Albanian-born Daniel Terpollari said he grew up in a totalitarian society that imbued him with a desire for justice that led him to law school. While Americans were enjoying freedom of speech, he said, "we weren't able to speak, we weren't able to think, we weren't able to do anything that a free person should do. Some of our relatives were executed for speaking out by that horrible regime."
"When I was 10 or 15 years old, I would think to myself and say, 'One day I will become an attorney...and fight injustice in the world, because unless you experience it you never know what freedom means, what freedom of speech is, and what great opportunities this country has to offer people," Terpollari said. After completing law school, he says, "I'm still passionate, and I still love the legal profession and I'll be able to fight for people in the future."
After arriving in the U.S., Daniel met his wife, Aurora, a foreign exchange student and they decided to go to law school together, which he described as "not a piece of cake" for a married couple, either. "You have to just keep plugging, keep on pushing, you have to work in law school as never before. And even though we had our hard times and our trials, we just kept talking to each other, put our heads down, and worked hard," he said.
As immigrants, he said, "We have had to surpass all the challenges with a foreign language, and also the financial difficulties, and also other social and economic difficulties that everyone has but are more difficult for us being foreigners in America." In the process of overcoming those challenges, however, Daniel said the dedication and motivation created in him a work ethic "that will help you in the future."
Being bilingual, Daniel said, will equip him to help other Europeans who have settled in the U.S. but do not seek legal counsel as needed due to the language barrier. These immigrants, he says, "don't have friends, they don't have connections..and I know for sure that so many people suffer because of that." He concluded that law school had made him "a different person" by enhancing his levels of confidence and knowledge and prepared him to fulfill his dream of helping people in need of a lawyer.
Daniel's wife, Aurora, added she believes that "everybody should go through law school because the knowledge you get is so broad and deep it makes you more confident going towards the future" and "what I learned for myself made me a stronger person."

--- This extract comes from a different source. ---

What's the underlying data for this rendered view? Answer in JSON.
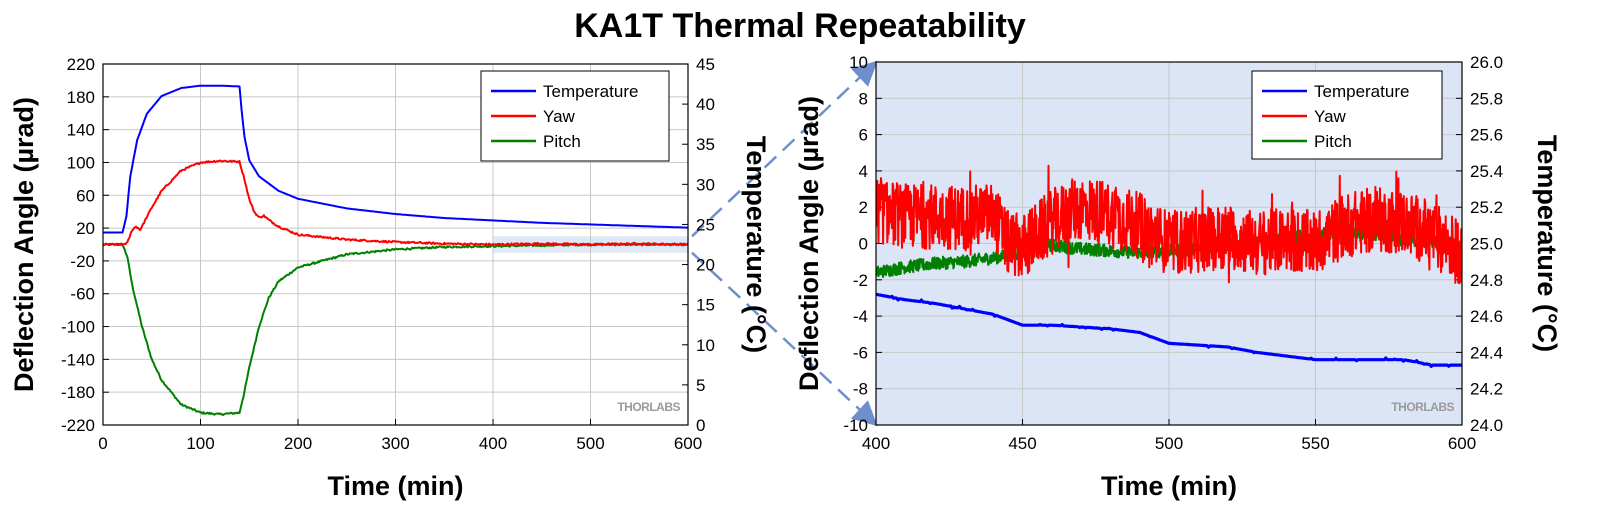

"Another graduating lawyer is one of the rare individuals who also possess a medical degree. Adam Beck told interviewer Coyne that he was inspired to attend by San Francisco Forty-Niners quarterback Steve Young, who got his law degree on the side and, in fact, had to be in class the day after he won the Super Bowl. Beck thought if Young could do it, he could do it as well. Asked how earning a law degree had helped him in his medical practice, Beck replied, "It's really forced me to look at both sides. Going in, I was (as an expert witness) always on the doctor's side, pro-doctor everything, and there really are two sides to every story. So I think I try to be as fair as possible."
Beck says that he also learned to be more careful going over documents such as consent for surgery. "Before I started law school I wasn't able to even read a contract and make heads or tails of it. Now I can pick up almost anything and read it, and decipher it without calling somebody." What's more, he added, he no longer fears lawyers as do a lot of doctors. Additionally, becoming a lawyer has reinforced his approach to treating patients. "In medicine we try not to direct the patient anywhere. We just let them speak and we're able to formulate a diagnosis. It's very similar to law in that way. We categorize in our brains where we want to go with a different set of symptoms so I think the two (professions) overlap in that way."